Input/output requires privileges, to access a peripheral or to communicate with the part of the system that manages files. So (c) does generally require going to kernel mode. It's possible for some
printf calls to remain entirely within the calling process, for example if output is buffered and the output of this call is going entirely inside the buffer. But in general a
printf call does need to do actual I/O and thus does need a transition to kernel mode.
A processor does not really “have more than one process executing at the same time”. The processor alternates between executing different processes, but at a given point in time, it's only executing one process (or it's in kernel mode). On a multiprocessor machine, each processor¹ executes one process at a given time, but the different processors can be executing different processes. While a process is executing, it can access the general-purpose registers directly. It doesn't need the kernel for that. (And how would it ask the kernel, anyway? A process communicates with the kernel by placing the parameters of a system call in general-purpose registers and then invoking the system call instruction.)

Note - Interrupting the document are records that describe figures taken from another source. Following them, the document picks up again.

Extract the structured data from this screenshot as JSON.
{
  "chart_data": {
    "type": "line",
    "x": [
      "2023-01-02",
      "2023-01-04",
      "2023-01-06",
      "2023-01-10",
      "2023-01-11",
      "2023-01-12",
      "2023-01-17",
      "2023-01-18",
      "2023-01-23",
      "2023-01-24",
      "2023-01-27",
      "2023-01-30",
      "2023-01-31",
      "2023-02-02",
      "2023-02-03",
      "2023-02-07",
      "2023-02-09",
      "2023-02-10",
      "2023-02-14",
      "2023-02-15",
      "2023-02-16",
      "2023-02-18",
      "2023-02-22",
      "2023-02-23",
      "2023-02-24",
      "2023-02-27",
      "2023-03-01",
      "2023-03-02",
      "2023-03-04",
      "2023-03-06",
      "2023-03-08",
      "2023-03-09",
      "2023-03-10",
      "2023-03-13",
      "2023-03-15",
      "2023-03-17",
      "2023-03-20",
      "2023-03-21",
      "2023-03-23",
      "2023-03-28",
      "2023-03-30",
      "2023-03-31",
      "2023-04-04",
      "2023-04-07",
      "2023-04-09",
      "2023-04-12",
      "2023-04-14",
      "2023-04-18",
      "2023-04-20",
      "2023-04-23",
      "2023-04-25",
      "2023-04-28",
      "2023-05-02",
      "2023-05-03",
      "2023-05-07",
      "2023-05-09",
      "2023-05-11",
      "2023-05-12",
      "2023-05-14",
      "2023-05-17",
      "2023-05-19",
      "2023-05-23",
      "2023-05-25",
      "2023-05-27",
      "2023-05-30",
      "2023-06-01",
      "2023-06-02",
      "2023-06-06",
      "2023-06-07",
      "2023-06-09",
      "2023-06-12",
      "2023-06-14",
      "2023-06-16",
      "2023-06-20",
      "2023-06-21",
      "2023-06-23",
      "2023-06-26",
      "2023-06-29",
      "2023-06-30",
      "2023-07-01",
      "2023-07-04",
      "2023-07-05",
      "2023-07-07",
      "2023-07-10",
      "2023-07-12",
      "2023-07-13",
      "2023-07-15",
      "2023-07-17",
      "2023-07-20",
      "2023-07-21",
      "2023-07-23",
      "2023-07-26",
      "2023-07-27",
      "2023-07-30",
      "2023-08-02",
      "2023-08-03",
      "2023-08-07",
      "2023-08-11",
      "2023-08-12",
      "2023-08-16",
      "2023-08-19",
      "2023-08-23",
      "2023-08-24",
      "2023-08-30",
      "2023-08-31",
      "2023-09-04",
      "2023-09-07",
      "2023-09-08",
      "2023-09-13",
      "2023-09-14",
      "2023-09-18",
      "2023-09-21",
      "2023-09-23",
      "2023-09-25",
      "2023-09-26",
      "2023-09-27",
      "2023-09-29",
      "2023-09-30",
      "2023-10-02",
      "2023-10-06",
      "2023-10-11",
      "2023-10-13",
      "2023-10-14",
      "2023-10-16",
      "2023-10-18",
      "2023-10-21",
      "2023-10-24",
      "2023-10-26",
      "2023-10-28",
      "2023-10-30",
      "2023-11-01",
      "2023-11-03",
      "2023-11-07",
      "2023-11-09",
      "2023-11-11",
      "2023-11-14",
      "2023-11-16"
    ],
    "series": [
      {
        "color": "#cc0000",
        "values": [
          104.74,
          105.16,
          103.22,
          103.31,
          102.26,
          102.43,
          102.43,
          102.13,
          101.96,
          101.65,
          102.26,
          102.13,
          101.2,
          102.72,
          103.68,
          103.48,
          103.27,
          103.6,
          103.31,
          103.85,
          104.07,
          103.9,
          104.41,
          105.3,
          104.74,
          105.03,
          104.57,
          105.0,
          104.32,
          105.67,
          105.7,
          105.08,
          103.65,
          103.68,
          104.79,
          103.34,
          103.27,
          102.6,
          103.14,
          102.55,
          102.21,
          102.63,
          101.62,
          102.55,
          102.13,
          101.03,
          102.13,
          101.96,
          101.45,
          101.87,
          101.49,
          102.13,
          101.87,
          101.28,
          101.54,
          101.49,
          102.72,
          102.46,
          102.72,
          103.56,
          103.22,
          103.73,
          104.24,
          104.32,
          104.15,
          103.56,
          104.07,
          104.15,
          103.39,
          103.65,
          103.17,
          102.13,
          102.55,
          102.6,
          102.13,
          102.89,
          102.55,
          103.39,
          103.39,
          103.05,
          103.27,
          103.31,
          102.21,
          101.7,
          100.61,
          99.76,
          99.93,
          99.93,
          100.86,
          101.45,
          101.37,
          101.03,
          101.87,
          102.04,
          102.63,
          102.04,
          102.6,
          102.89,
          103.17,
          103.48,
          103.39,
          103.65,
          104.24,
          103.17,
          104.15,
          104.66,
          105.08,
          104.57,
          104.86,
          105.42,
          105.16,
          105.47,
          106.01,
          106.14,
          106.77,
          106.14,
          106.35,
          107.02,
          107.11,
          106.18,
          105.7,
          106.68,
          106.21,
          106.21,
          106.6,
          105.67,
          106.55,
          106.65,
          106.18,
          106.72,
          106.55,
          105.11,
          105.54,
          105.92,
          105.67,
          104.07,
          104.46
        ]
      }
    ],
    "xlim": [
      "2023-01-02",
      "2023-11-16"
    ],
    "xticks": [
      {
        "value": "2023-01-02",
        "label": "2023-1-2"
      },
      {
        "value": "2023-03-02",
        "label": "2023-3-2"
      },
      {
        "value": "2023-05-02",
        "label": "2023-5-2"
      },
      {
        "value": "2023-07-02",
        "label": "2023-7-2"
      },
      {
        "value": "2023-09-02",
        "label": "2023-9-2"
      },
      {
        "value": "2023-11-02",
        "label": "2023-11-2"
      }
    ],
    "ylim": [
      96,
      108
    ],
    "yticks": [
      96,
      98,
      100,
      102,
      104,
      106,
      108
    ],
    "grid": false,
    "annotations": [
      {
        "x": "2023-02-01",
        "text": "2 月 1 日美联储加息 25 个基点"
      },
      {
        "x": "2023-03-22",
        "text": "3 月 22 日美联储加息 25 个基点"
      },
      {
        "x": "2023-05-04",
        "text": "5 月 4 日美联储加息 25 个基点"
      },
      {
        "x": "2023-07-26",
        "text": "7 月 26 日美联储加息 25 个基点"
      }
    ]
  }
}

Processes execute code as if the other processes didn't exist. When the kernel decides to switch to another process, it suspends the running process and unsuspends the process that it wants to run next. Part of this suspension mechanism is to save the values of the general-purpose registers into a dedicated memory area that belongs to the process that is being suspended. There is one such register store for each process². Part of the unsuspension mechanism is to restore the registers of the process that is being unsuspended. When a process is unsuspended, it keeps running where it left off, with the same values in registers as when it was suspended. This suspension/unsuspension mechanism is called a context switch.
A process never overwrites the registers used by another process because only the currently running process's register values are in the processor registers. The other processes' register values are in their register store. There has to be a context switch to change which process's register values are in the processor registers.
Switching between processes does not involve semaphores. It's the other way round: in order to use semaphores to synchronize between different processes, the processes need to call the kernel.
¹ Each core, each thread — whatever you call the single-threaded processing unit.
² More generally, for each kernel thread.